A Local Polyak-Lojasiewicz and Descent Lemma of Gradient Descent For Overparametrized Linear Models
Ziqing Xu, Hancheng Min, Salma Tarmoun, Enrique Mallada, Rene Vidal
TL;DR
This work addresses why gradient descent can efficiently train overparameterized two-layer linear networks with general losses. It develops a trajectory-aware optimization geometry by introducing a weight-dependent operator \(\mathcal{T}\) and proving local PL and Descent Lemma bounds that hold along GD iterates, enabling a linear convergence result with an adaptive step size. The key contributions include explicit expressions for the local constants \(\mu_t\) and \(K_t\), a convergence theorem that yields a rate depending on initialization through \(\alpha_1/\alpha_2\) and a width-dependent conditioning of \(\mathcal{T}\), and an adaptive step-size schedule that accelerates convergence.

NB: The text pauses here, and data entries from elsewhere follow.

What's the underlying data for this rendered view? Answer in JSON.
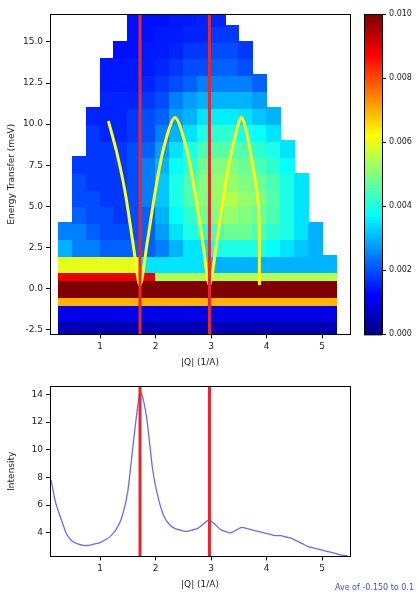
{
  "chart_data": [
    {
      "type": "heatmap",
      "xlabel": "|Q| (1/A)",
      "ylabel": "Energy Transfer (meV)",
      "xlim": [
        0.1,
        5.5
      ],
      "xticks": [
        1,
        2,
        3,
        4,
        5
      ],
      "ylim": [
        -2.8,
        16.7
      ],
      "yticks": [
        -2.5,
        {
          "value": 0,
          "label": "0.0"
        },
        2.5,
        {
          "value": 5,
          "label": "5.0"
        },
        7.5,
        {
          "value": 10,
          "label": "10.0"
        },
        12.5,
        {
          "value": 15,
          "label": "15.0"
        }
      ],
      "grid": false,
      "x_edges": [
        0.25,
        0.5,
        0.75,
        1.0,
        1.25,
        1.5,
        1.75,
        2.0,
        2.25,
        2.5,
        2.75,
        3.0,
        3.25,
        3.5,
        3.75,
        4.0,
        4.25,
        4.5,
        4.75,
        5.0,
        5.25
      ],
      "y_edges": [
        -2.8,
        -2,
        -1,
        -0.5,
        0.5,
        1,
        2,
        3,
        4,
        5,
        6,
        7,
        8,
        9,
        10,
        11,
        12,
        13,
        14,
        15,
        16,
        16.7
      ],
      "cells": [
        [
          0.0005,
          0.0005,
          0.0005,
          0.0005,
          0.0005,
          0.0005,
          0.0005,
          0.0005,
          0.0005,
          0.0005,
          0.0005,
          0.0005,
          0.0005,
          0.0005,
          0.0005,
          0.0005,
          0.0005,
          0.0005,
          0.0005,
          0.0005
        ],
        [
          0.001,
          0.001,
          0.001,
          0.001,
          0.001,
          0.001,
          0.001,
          0.001,
          0.001,
          0.001,
          0.001,
          0.001,
          0.001,
          0.001,
          0.001,
          0.001,
          0.001,
          0.001,
          0.001,
          0.001
        ],
        [
          0.007,
          0.007,
          0.007,
          0.007,
          0.007,
          0.007,
          0.007,
          0.007,
          0.007,
          0.007,
          0.007,
          0.007,
          0.007,
          0.007,
          0.007,
          0.007,
          0.007,
          0.007,
          0.007,
          0.007
        ],
        [
          0.013,
          0.013,
          0.013,
          0.013,
          0.013,
          0.013,
          0.013,
          0.013,
          0.013,
          0.013,
          0.013,
          0.013,
          0.013,
          0.013,
          0.013,
          0.013,
          0.013,
          0.013,
          0.013,
          0.013
        ],
        [
          0.009,
          0.009,
          0.009,
          0.009,
          0.009,
          0.009,
          0.009,
          0.0055,
          0.0055,
          0.0055,
          0.0055,
          0.0055,
          0.0055,
          0.0055,
          0.0055,
          0.0055,
          0.0055,
          0.0055,
          0.0055,
          0.0055
        ],
        [
          0.006,
          0.006,
          0.006,
          0.006,
          0.006,
          0.006,
          0.0035,
          0.0035,
          0.0035,
          0.0035,
          0.0035,
          0.003,
          0.003,
          0.003,
          0.003,
          0.003,
          0.003,
          0.003,
          0.003,
          0.003
        ],
        [
          0.003,
          0.0025,
          0.0025,
          0.0022,
          0.0022,
          0.0022,
          0.0022,
          0.0025,
          0.003,
          0.0035,
          0.0035,
          0.004,
          0.004,
          0.004,
          0.004,
          0.0038,
          0.0035,
          0.0032,
          0.003,
          null
        ],
        [
          0.0025,
          0.0025,
          0.0022,
          0.002,
          0.002,
          0.002,
          0.0022,
          0.0028,
          0.0035,
          0.004,
          0.0042,
          0.0045,
          0.0048,
          0.0048,
          0.0045,
          0.0042,
          0.004,
          0.0035,
          0.003,
          null
        ],
        [
          null,
          0.0022,
          0.002,
          0.002,
          0.0018,
          0.002,
          0.0022,
          0.003,
          0.0038,
          0.0042,
          0.0048,
          0.005,
          0.0052,
          0.005,
          0.0048,
          0.0045,
          0.004,
          0.0035,
          null,
          null
        ],
        [
          null,
          0.002,
          0.002,
          0.0018,
          0.0018,
          0.002,
          0.0025,
          0.0032,
          0.004,
          0.0045,
          0.005,
          0.0052,
          0.0055,
          0.0052,
          0.005,
          0.0046,
          0.004,
          0.0035,
          null,
          null
        ],
        [
          null,
          0.002,
          0.0018,
          0.0018,
          0.0018,
          0.002,
          0.0025,
          0.0032,
          0.004,
          0.0045,
          0.005,
          0.0052,
          0.0052,
          0.005,
          0.0048,
          0.0045,
          0.004,
          0.0035,
          null,
          null
        ],
        [
          null,
          0.0018,
          0.0018,
          0.0018,
          0.0018,
          0.002,
          0.0025,
          0.003,
          0.0038,
          0.0042,
          0.0048,
          0.005,
          0.005,
          0.0048,
          0.0045,
          0.0042,
          0.0038,
          null,
          null,
          null
        ],
        [
          null,
          null,
          0.0018,
          0.0018,
          0.0018,
          0.002,
          0.0022,
          0.0028,
          0.0035,
          0.004,
          0.0045,
          0.0046,
          0.0046,
          0.0045,
          0.0042,
          0.004,
          0.0035,
          null,
          null,
          null
        ],
        [
          null,
          null,
          0.0018,
          0.0016,
          0.0016,
          0.0018,
          0.002,
          0.0025,
          0.003,
          0.0035,
          0.004,
          0.0042,
          0.0042,
          0.004,
          0.0038,
          0.0035,
          null,
          null,
          null,
          null
        ],
        [
          null,
          null,
          0.0016,
          0.0016,
          0.0016,
          0.0018,
          0.002,
          0.0022,
          0.0028,
          0.003,
          0.0035,
          0.0036,
          0.0036,
          0.0035,
          0.0032,
          0.003,
          null,
          null,
          null,
          null
        ],
        [
          null,
          null,
          null,
          0.0016,
          0.0016,
          0.0016,
          0.0018,
          0.002,
          0.0025,
          0.0028,
          0.003,
          0.003,
          0.003,
          0.003,
          0.0028,
          null,
          null,
          null,
          null,
          null
        ],
        [
          null,
          null,
          null,
          0.0015,
          0.0015,
          0.0015,
          0.0016,
          0.0018,
          0.002,
          0.0022,
          0.0025,
          0.0025,
          0.0025,
          0.0025,
          0.0022,
          null,
          null,
          null,
          null,
          null
        ],
        [
          null,
          null,
          null,
          0.0015,
          0.0015,
          0.0015,
          0.0015,
          0.0016,
          0.0018,
          0.002,
          0.002,
          0.0022,
          0.0022,
          0.002,
          null,
          null,
          null,
          null,
          null,
          null
        ],
        [
          null,
          null,
          null,
          null,
          0.0014,
          0.0014,
          0.0015,
          0.0015,
          0.0016,
          0.0018,
          0.0018,
          0.002,
          0.002,
          0.0018,
          null,
          null,
          null,
          null,
          null,
          null
        ],
        [
          null,
          null,
          null,
          null,
          null,
          0.0014,
          0.0014,
          0.0015,
          0.0015,
          0.0016,
          0.0016,
          0.0018,
          0.0018,
          null,
          null,
          null,
          null,
          null,
          null,
          null
        ],
        [
          null,
          null,
          null,
          null,
          null,
          0.0014,
          0.0014,
          0.0014,
          0.0015,
          0.0015,
          0.0016,
          0.0016,
          null,
          null,
          null,
          null,
          null,
          null,
          null,
          null
        ]
      ],
      "colorbar": {
        "clim": [
          0,
          0.01
        ],
        "ticks": [
          {
            "value": 0,
            "label": "0.000"
          },
          {
            "value": 0.002,
            "label": "0.002"
          },
          {
            "value": 0.004,
            "label": "0.004"
          },
          {
            "value": 0.006,
            "label": "0.006"
          },
          {
            "value": 0.008,
            "label": "0.008"
          },
          {
            "value": 0.01,
            "label": "0.010"
          }
        ]
      },
      "series": [
        {
          "type": "line",
          "color": "#ffff1a",
          "x": [
            1.15,
            1.3,
            1.45,
            1.6,
            1.72,
            1.85,
            2.0,
            2.15,
            2.35,
            2.55,
            2.7,
            2.85,
            2.97,
            3.1,
            3.25,
            3.4,
            3.55,
            3.7,
            3.85,
            3.87
          ],
          "values": [
            10.2,
            8.3,
            5.9,
            2.6,
            0.2,
            2.8,
            6.0,
            8.6,
            10.4,
            8.6,
            6.0,
            2.8,
            0.2,
            2.8,
            6.2,
            8.8,
            10.4,
            8.4,
            5.0,
            0.2
          ]
        }
      ],
      "reference_lines": {
        "x": [
          1.72,
          2.97
        ],
        "color": "#e8262b"
      }
    },
    {
      "type": "line",
      "xlabel": "|Q| (1/A)",
      "ylabel": "Intensity",
      "xlim": [
        0.1,
        5.5
      ],
      "xticks": [
        1,
        2,
        3,
        4,
        5
      ],
      "ylim": [
        2.3,
        14.6
      ],
      "yticks": [
        4,
        6,
        8,
        10,
        12,
        14
      ],
      "grid": false,
      "color": "#6b6bef",
      "x": [
        0.12,
        0.2,
        0.3,
        0.4,
        0.5,
        0.6,
        0.7,
        0.8,
        0.9,
        1.0,
        1.1,
        1.2,
        1.3,
        1.4,
        1.5,
        1.6,
        1.72,
        1.78,
        1.85,
        1.95,
        2.05,
        2.15,
        2.25,
        2.35,
        2.45,
        2.55,
        2.65,
        2.75,
        2.85,
        2.95,
        3.05,
        3.15,
        3.25,
        3.35,
        3.45,
        3.55,
        3.65,
        3.75,
        3.85,
        3.95,
        4.05,
        4.15,
        4.25,
        4.35,
        4.45,
        4.55,
        4.65,
        4.75,
        4.85,
        4.95,
        5.05,
        5.15,
        5.25,
        5.35,
        5.45
      ],
      "values": [
        7.8,
        6.2,
        5.0,
        3.9,
        3.4,
        3.2,
        3.1,
        3.1,
        3.2,
        3.3,
        3.5,
        3.8,
        4.3,
        5.2,
        7.0,
        10.5,
        14.2,
        13.6,
        12.0,
        8.5,
        6.5,
        5.2,
        4.6,
        4.3,
        4.2,
        4.1,
        4.2,
        4.3,
        4.6,
        4.9,
        4.7,
        4.3,
        4.1,
        4.0,
        4.2,
        4.4,
        4.3,
        4.2,
        4.1,
        4.0,
        3.9,
        3.8,
        3.8,
        3.7,
        3.6,
        3.4,
        3.2,
        3.0,
        2.9,
        2.8,
        2.7,
        2.6,
        2.5,
        2.4,
        2.35
      ],
      "annotation": "Ave of -0.150 to 0.1",
      "reference_lines": {
        "x": [
          1.72,
          2.97
        ],
        "color": "#e8262b"
      }
    }
  ]
}
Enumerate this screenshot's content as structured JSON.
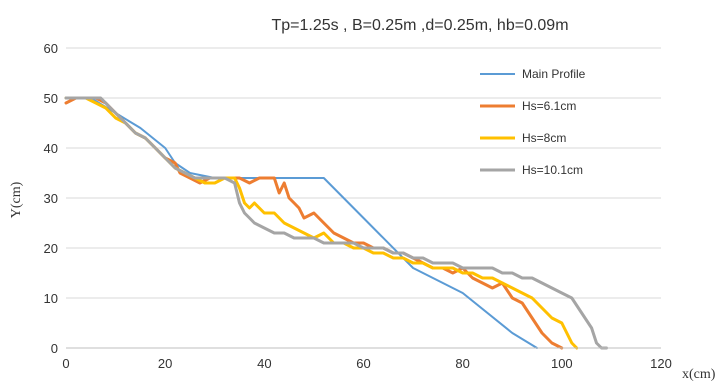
{
  "chart_data": {
    "type": "line",
    "title": "Tp=1.25s , B=0.25m ,d=0.25m, hb=0.09m",
    "xlabel": "x(cm)",
    "ylabel": "Y(cm)",
    "xlim": [
      0,
      120
    ],
    "ylim": [
      0,
      60
    ],
    "xticks": [
      0,
      20,
      40,
      60,
      80,
      100,
      120
    ],
    "yticks": [
      0,
      10,
      20,
      30,
      40,
      50,
      60
    ],
    "grid": "horizontal",
    "legend_position": "right",
    "series": [
      {
        "name": "Main Profile",
        "color": "#5B9BD5",
        "x": [
          0,
          5,
          10,
          15,
          20,
          22,
          25,
          30,
          35,
          40,
          45,
          52,
          60,
          70,
          80,
          90,
          95
        ],
        "y": [
          50,
          50,
          47,
          44,
          40,
          37,
          35,
          34,
          34,
          34,
          34,
          34,
          26,
          16,
          11,
          3,
          0
        ]
      },
      {
        "name": "Hs=6.1cm",
        "color": "#ED7D31",
        "x": [
          0,
          2,
          4,
          6,
          8,
          10,
          12,
          14,
          16,
          18,
          20,
          22,
          23,
          25,
          27,
          29,
          31,
          33,
          35,
          37,
          39,
          41,
          42,
          43,
          44,
          45,
          46,
          47,
          48,
          50,
          52,
          54,
          56,
          58,
          60,
          62,
          64,
          66,
          68,
          70,
          72,
          74,
          76,
          78,
          80,
          82,
          84,
          86,
          88,
          90,
          92,
          94,
          96,
          98,
          100
        ],
        "y": [
          49,
          50,
          50,
          50,
          49,
          47,
          45,
          43,
          42,
          40,
          38,
          37,
          35,
          34,
          33,
          34,
          34,
          34,
          34,
          33,
          34,
          34,
          34,
          31,
          33,
          30,
          29,
          28,
          26,
          27,
          25,
          23,
          22,
          21,
          21,
          20,
          20,
          19,
          19,
          18,
          17,
          16,
          16,
          15,
          16,
          14,
          13,
          12,
          13,
          10,
          9,
          6,
          3,
          1,
          0
        ]
      },
      {
        "name": "Hs=8cm",
        "color": "#FFC000",
        "x": [
          0,
          2,
          4,
          6,
          8,
          10,
          12,
          14,
          16,
          18,
          20,
          22,
          24,
          26,
          28,
          30,
          32,
          34,
          35,
          36,
          37,
          38,
          40,
          42,
          44,
          46,
          48,
          50,
          52,
          54,
          56,
          58,
          60,
          62,
          64,
          66,
          68,
          70,
          72,
          74,
          76,
          78,
          80,
          82,
          84,
          86,
          88,
          90,
          92,
          94,
          96,
          98,
          100,
          101,
          102,
          103
        ],
        "y": [
          50,
          50,
          50,
          49,
          48,
          46,
          45,
          43,
          42,
          40,
          38,
          36,
          35,
          34,
          33,
          33,
          34,
          34,
          32,
          29,
          28,
          29,
          27,
          27,
          25,
          24,
          23,
          22,
          23,
          21,
          21,
          20,
          20,
          19,
          19,
          18,
          18,
          17,
          17,
          16,
          16,
          16,
          15,
          15,
          14,
          14,
          13,
          12,
          11,
          10,
          8,
          6,
          5,
          3,
          1,
          0
        ]
      },
      {
        "name": "Hs=10.1cm",
        "color": "#A5A5A5",
        "x": [
          0,
          2,
          4,
          6,
          7,
          8,
          10,
          12,
          14,
          16,
          18,
          20,
          22,
          24,
          26,
          28,
          30,
          32,
          34,
          35,
          36,
          37,
          38,
          40,
          42,
          44,
          46,
          48,
          50,
          52,
          54,
          56,
          58,
          60,
          62,
          64,
          66,
          68,
          70,
          72,
          74,
          76,
          78,
          80,
          82,
          84,
          86,
          88,
          90,
          92,
          94,
          96,
          98,
          100,
          102,
          104,
          106,
          107,
          108,
          109
        ],
        "y": [
          50,
          50,
          50,
          50,
          50,
          49,
          47,
          45,
          43,
          42,
          40,
          38,
          36,
          35,
          34,
          34,
          34,
          34,
          33,
          29,
          27,
          26,
          25,
          24,
          23,
          23,
          22,
          22,
          22,
          21,
          21,
          21,
          21,
          20,
          20,
          20,
          19,
          19,
          18,
          18,
          17,
          17,
          17,
          16,
          16,
          16,
          16,
          15,
          15,
          14,
          14,
          13,
          12,
          11,
          10,
          7,
          4,
          1,
          0,
          0
        ]
      }
    ]
  }
}
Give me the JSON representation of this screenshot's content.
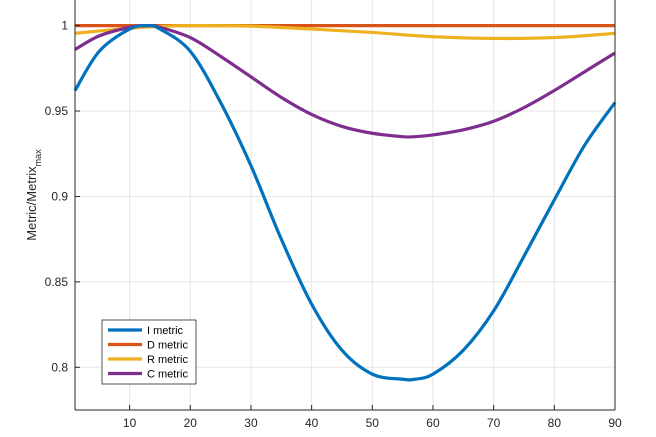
{
  "chart_data": {
    "type": "line",
    "title": "",
    "xlabel": "",
    "ylabel": "Metric/Metrix",
    "ylabel_subscript": "max",
    "xlim": [
      1,
      90
    ],
    "ylim": [
      0.775,
      1.015
    ],
    "xticks": [
      10,
      20,
      30,
      40,
      50,
      60,
      70,
      80,
      90
    ],
    "yticks": [
      0.8,
      0.85,
      0.9,
      0.95,
      1
    ],
    "ytick_labels": [
      "0.8",
      "0.85",
      "0.9",
      "0.95",
      "1"
    ],
    "grid": true,
    "legend_position": "bottom-left",
    "series": [
      {
        "name": "I metric",
        "color": "#0072BD",
        "x": [
          1,
          5,
          10,
          13,
          15,
          20,
          25,
          30,
          35,
          40,
          45,
          50,
          55,
          57,
          60,
          65,
          70,
          75,
          80,
          85,
          90
        ],
        "y": [
          0.962,
          0.985,
          0.998,
          1.0,
          0.998,
          0.985,
          0.955,
          0.918,
          0.875,
          0.837,
          0.81,
          0.796,
          0.793,
          0.793,
          0.796,
          0.81,
          0.833,
          0.865,
          0.898,
          0.93,
          0.955
        ]
      },
      {
        "name": "D metric",
        "color": "#D95319",
        "x": [
          1,
          90
        ],
        "y": [
          1.0,
          1.0
        ]
      },
      {
        "name": "R metric",
        "color": "#EDB120",
        "x": [
          1,
          10,
          15,
          20,
          30,
          40,
          50,
          60,
          70,
          80,
          90
        ],
        "y": [
          0.9955,
          0.9985,
          0.9995,
          1.0,
          0.9997,
          0.998,
          0.996,
          0.9935,
          0.9925,
          0.993,
          0.9955
        ]
      },
      {
        "name": "C metric",
        "color": "#7E2F8E",
        "x": [
          1,
          5,
          10,
          13,
          15,
          20,
          25,
          30,
          35,
          40,
          45,
          50,
          55,
          57,
          60,
          65,
          70,
          75,
          80,
          85,
          90
        ],
        "y": [
          0.986,
          0.994,
          0.999,
          1.0,
          0.999,
          0.993,
          0.982,
          0.97,
          0.958,
          0.948,
          0.941,
          0.937,
          0.935,
          0.935,
          0.936,
          0.939,
          0.944,
          0.952,
          0.962,
          0.973,
          0.984
        ]
      }
    ]
  }
}
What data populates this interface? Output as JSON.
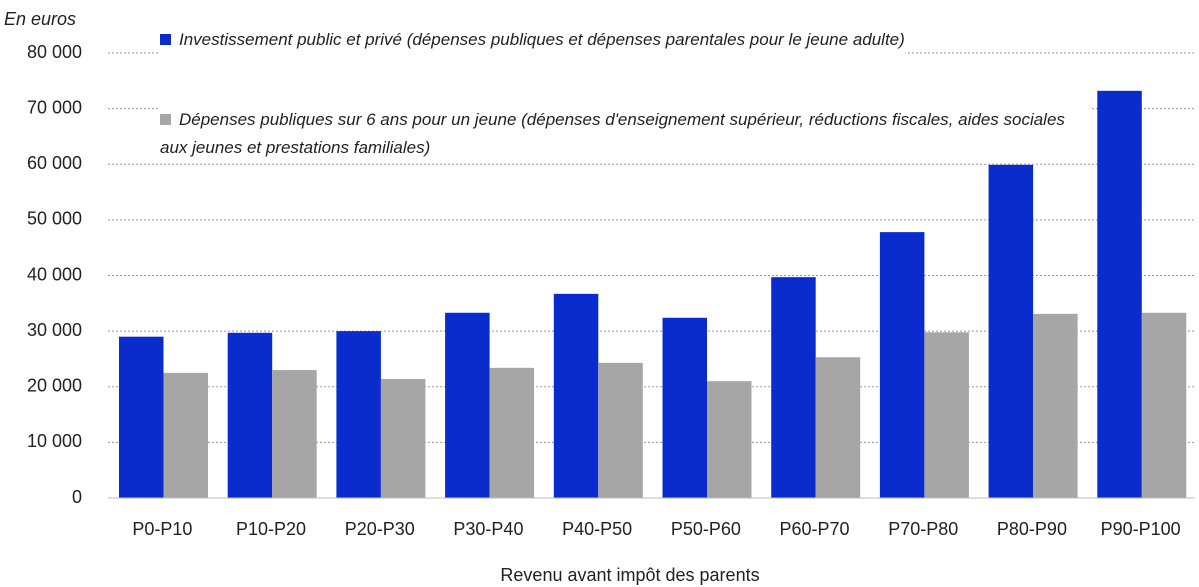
{
  "chart_data": {
    "type": "bar",
    "y_label": "En euros",
    "x_label": "Revenu avant impôt des parents",
    "categories": [
      "P0-P10",
      "P10-P20",
      "P20-P30",
      "P30-P40",
      "P40-P50",
      "P50-P60",
      "P60-P70",
      "P70-P80",
      "P80-P90",
      "P90-P100"
    ],
    "series": [
      {
        "name": "Investissement  public et privé (dépenses publiques et dépenses parentales pour le jeune adulte)",
        "color": "#0a2ccc",
        "values": [
          29000,
          29700,
          30000,
          33300,
          36700,
          32400,
          39700,
          47800,
          59900,
          73200
        ]
      },
      {
        "name": "Dépenses publiques sur 6 ans pour un jeune (dépenses d'enseignement  supérieur, réductions fiscales, aides sociales aux jeunes et prestations familiales)",
        "color": "#a6a6a6",
        "values": [
          22500,
          23000,
          21400,
          23400,
          24300,
          21000,
          25300,
          29800,
          33100,
          33300
        ]
      }
    ],
    "ylim": [
      0,
      80000
    ],
    "yticks": [
      0,
      {
        "value": 10000,
        "label": "10 000"
      },
      {
        "value": 20000,
        "label": "20 000"
      },
      {
        "value": 30000,
        "label": "30 000"
      },
      {
        "value": 40000,
        "label": "40 000"
      },
      {
        "value": 50000,
        "label": "50 000"
      },
      {
        "value": 60000,
        "label": "60 000"
      },
      {
        "value": 70000,
        "label": "70 000"
      },
      {
        "value": 80000,
        "label": "80 000"
      }
    ],
    "grid": true
  }
}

The results show that, with proper initialization and sufficient width, the overparameterized model can approach the convergence speed of the non-overparameterized model, supported by experiments validating the theory and practical step-size gains.
Abstract
Most prior work on the convergence of gradient descent (GD) for overparameterized neural networks relies on strong assumptions on the step size (infinitesimal), the hidden-layer width (infinite), or the initialization (large, spectral, balanced). Recent efforts to relax these assumptions focus on two-layer linear networks trained with the squared loss. In this work, we derive a linear convergence rate for training two-layer linear neural networks with GD for general losses and under relaxed assumptions on the step size, width, and initialization. A key challenge in deriving this result is that classical ingredients for deriving convergence rates for nonconvex problems, such as the Polyak-Łojasiewicz (PL) condition and Descent Lemma, do not hold globally for overparameterized neural networks. Here, we prove that these two conditions hold locally with local constants that depend on the weights. Then, we provide bounds on these local constants, which depend on the initialization of the weights, the current loss, and the global PL and smoothness constants of the non-overparameterized model. Based on these bounds, we derive a linear convergence rate for GD. Our convergence analysis not only improves upon prior results but also suggests a better choice for the step size, as verified through our numerical experiments.